We attended an open house at a local prep school this morning, which was both interesting and, as always, a bit eye opening to me. You see, we live in a fairly affluent part of the county, and this particular school touts itself as both a private prep school and as a supplemental program to augment homeschooling. The open house itself was very nice-the school is a private, Christian centered prep school, and I must say I was impressed with the variety offered and the rigorous classes. The school was warm, welcoming, and unfortunately prohibitively expensive. Like $1200 a month expensive, which is about $1198 above our budget.
But what struck me, as it always does when faced with situations like this, is the behavior and attitude of the parents. I was asked what my husband does for a living, what kind of car I drive, weather I have a degree, and what "spa" I go to to get my hair done. I can only imagine how disappointed the women were to learn that I not only color, but cut my own hair,that my car is a 1997 Jeep with windows you roll down yourself, and that I the only degree I have is a Master's in BS.

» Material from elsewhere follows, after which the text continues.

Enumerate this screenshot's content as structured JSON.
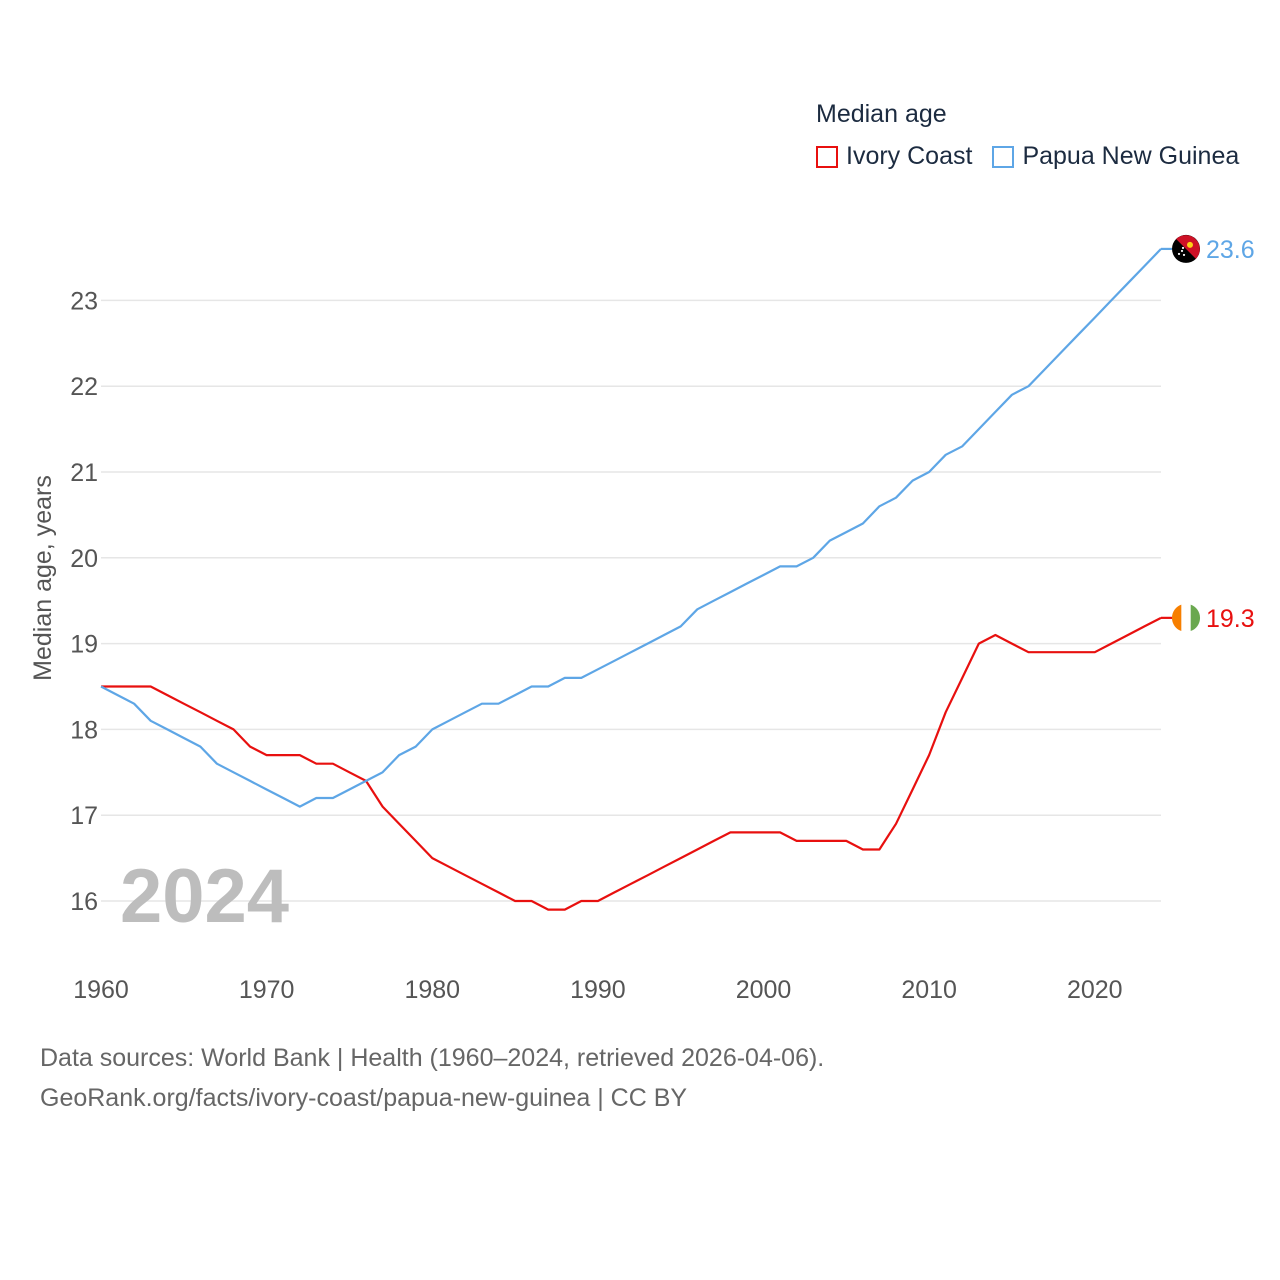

Although a very nice school, I was struck by the curious fact that none of the women attending asked me about my kids-the whole reason we were there in the first place.
It seemed much more a social evaluation than an opportunity for my kids. And we all know this chicky doesn't do the social climb. Complete lack of social skills and a shocking tendency to swear during casual conversation aside.
Quite simply, I decided a long time ago that if I had to choose between liking myself and being liked by others, I would take the former in a heartbeat, that I would conscientiously choose a full heart over a fat bank account(although that would be nice,too) and that if the only thing my kids came away with as adults is to be true to yourself, then I would be pretty darned lucky.
Plus, I have a sneaking pride in my quirky, redneck tendencies. Give me a couple of cinder blocks, some plywood and a roll of duct tape and I can do anything! I make my own cleaning products! I have kids who can name every villain in every Nintendo game ever made-EVER! We think shows like Mythbusters and Sons of Guns are cinematic gold!
So, I guess even though the school itself wasn't a good fit for us, it did leave me feeling pretty satisfied with what I do have and what I choose to do without, and that maybe, just maybe my kids will grow up to be just fine.